Cahiliyyet zamanında putperestlikten nefret ederdi ve hakîkati araştıranlardandı. İslâmiyetten evvel de Resûl-i Ekrem (s.a.v.)’in eski dostu idi. Kan davâlarını hâl ve fesl için hakem ta‘yin olunurdu. Hadîs-i şerîfte: “Ebû Bekir’in malından fâidemend olduğum (faydalandığım) kadar hiçbir maldan fâidemend olmuş değilim” buyurulmuştur. Başka bir hadîs-i şerîfte: “Onun bize öyle iyilikleri vardır ki onların mükâfatını Kıyâmet gününde Allâhü Te‘âlâ hazretleri verecektir.” (Tirmizî) buyurulmuştur.
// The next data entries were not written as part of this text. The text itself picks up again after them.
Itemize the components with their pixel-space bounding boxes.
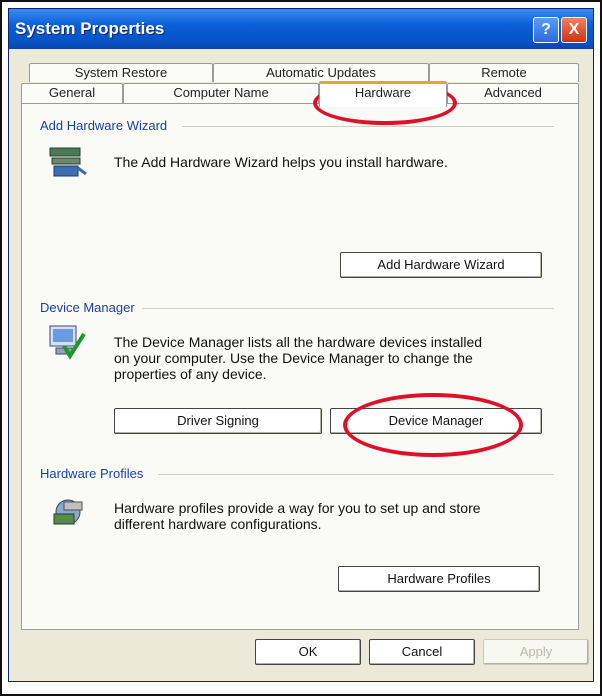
hardware-wizard-icon [49,147,87,177]
apply-button[interactable]: Apply [483,639,589,665]
tab-advanced[interactable]: Advanced [447,83,579,104]
add-hardware-wizard-button[interactable]: Add Hardware Wizard [340,252,542,278]
device-manager-description-line-2: on your computer. Use the Device Manager… [114,350,473,366]
driver-signing-button[interactable]: Driver Signing [114,408,322,434]
device-manager-icon [49,325,86,360]
tab-automatic-updates[interactable]: Automatic Updates [213,63,429,82]
system-properties-window: System Properties ? X System Restore Aut… [8,8,594,682]
tab-general[interactable]: General [21,83,123,104]
tab-remote[interactable]: Remote [429,63,579,82]
help-button[interactable]: ? [533,17,559,43]
close-button[interactable]: X [561,17,587,43]
device-manager-description-line-1: The Device Manager lists all the hardwar… [114,334,483,350]
hardware-profiles-description-line-1: Hardware profiles provide a way for you … [114,500,481,516]
hardware-tab-panel: Add Hardware Wizard The Add Hardware Wiz… [21,103,579,630]
group-divider [182,126,554,127]
device-manager-description-line-3: properties of any device. [114,366,267,382]
device-manager-group-title: Device Manager [40,300,135,315]
cancel-button[interactable]: Cancel [369,639,475,665]
close-icon: X [568,21,580,38]
add-hardware-group-title: Add Hardware Wizard [40,118,168,133]
add-hardware-description: The Add Hardware Wizard helps you instal… [114,154,448,170]
tab-hardware[interactable]: Hardware [319,81,447,107]
hardware-profiles-icon [53,499,83,525]
hardware-profiles-button[interactable]: Hardware Profiles [338,566,540,592]
screenshot-frame: System Properties ? X System Restore Aut… [0,0,602,696]
device-manager-highlight-ring [343,393,523,457]
tab-system-restore[interactable]: System Restore [29,63,213,82]
group-divider [142,308,554,309]
tab-computer-name[interactable]: Computer Name [123,83,319,104]
title-bar[interactable]: System Properties ? X [9,9,593,49]
help-icon: ? [541,21,551,38]
ok-button[interactable]: OK [255,639,361,665]
hardware-profiles-group-title: Hardware Profiles [40,466,144,481]
group-divider [158,474,554,475]
window-title: System Properties [15,19,165,38]
hardware-profiles-description-line-2: different hardware configurations. [114,516,322,532]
Hz. Ebû Bekir (r.a.), Resûl-i Ekrem (s.a.v.)’in en sevgili dostu, Esrâr-ı Nübüvvet’in (Peygamberlik sırlarının) en samimî mahremi (sırdaşı, bileni) idi. Resûl-i Ekrem (s.a.v.) Efendimiz yaptığı işleri hep Ebû Bekir Sıddîk (r.a.) ile birlikte yapardı. Resûlullâh (s.a.v.) Hazretlerinin Hz. Ebû Bekir (r.a.)’e muhabbeti, başka bir neşe ile tecellî ediyordu. İrtihâl buyuracakları sırada Resûli Ekrem (s.a.v.) Efendimiz, şu sözleri buyurmuştular: “Dostluğu, yardımı itibariyle kendisine en çok minnettâr olduğum arkadaş Ebû Bekir’dir. Rabbim’den başka bir halîl (dost) ittihâz edecek olsam (edinsem) yine Ebû Bekir’i ittihâz ederdim. Onunla benim aramda İslâmiyet kardeşliği ve meveddeti (muhabbeti) vardır. Mescidin bütün kapıları kapansın, yalnız Ebû Bekir’in kapısı açık kalsın.”
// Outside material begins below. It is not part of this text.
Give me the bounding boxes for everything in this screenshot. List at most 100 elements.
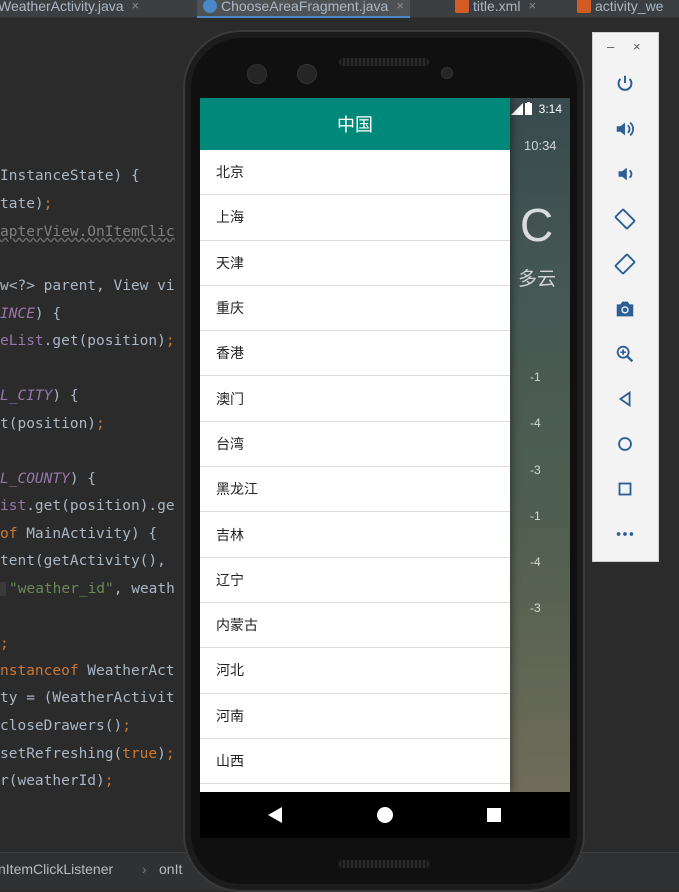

Peygamber (s.a.v.) Efendimiz’in arzuları hilâfına bir hareket olup da müteessir olduklarında, Hz. Ebû Bekir (r.a.) gelecek olursa derhâl tebessüm eder, teessür ve iğbirarı (gücenmeleri) zâil olurdu.
(Hz. Mahmûd Sâmî Ramazânoğlu (k.s.),Hz. Ebû Bekir Sıddîk (r.a.), s.17-54)
Silsile’de emâneti Resûlullâh (s.a.v.)’den “sevr mağarasında” almıştır. Resûl-i Kibriyâ (s.a.v.)’in, kibriyâ izni ile o anda Ebû Bekir (r.a.)’e teveccühü, ilâhî feyz ve esrârın kalbine nakşına vesîle olmuş ve Nakşîlerin “zikr-i hafî”si orada telkin ve tevdî olmuştu.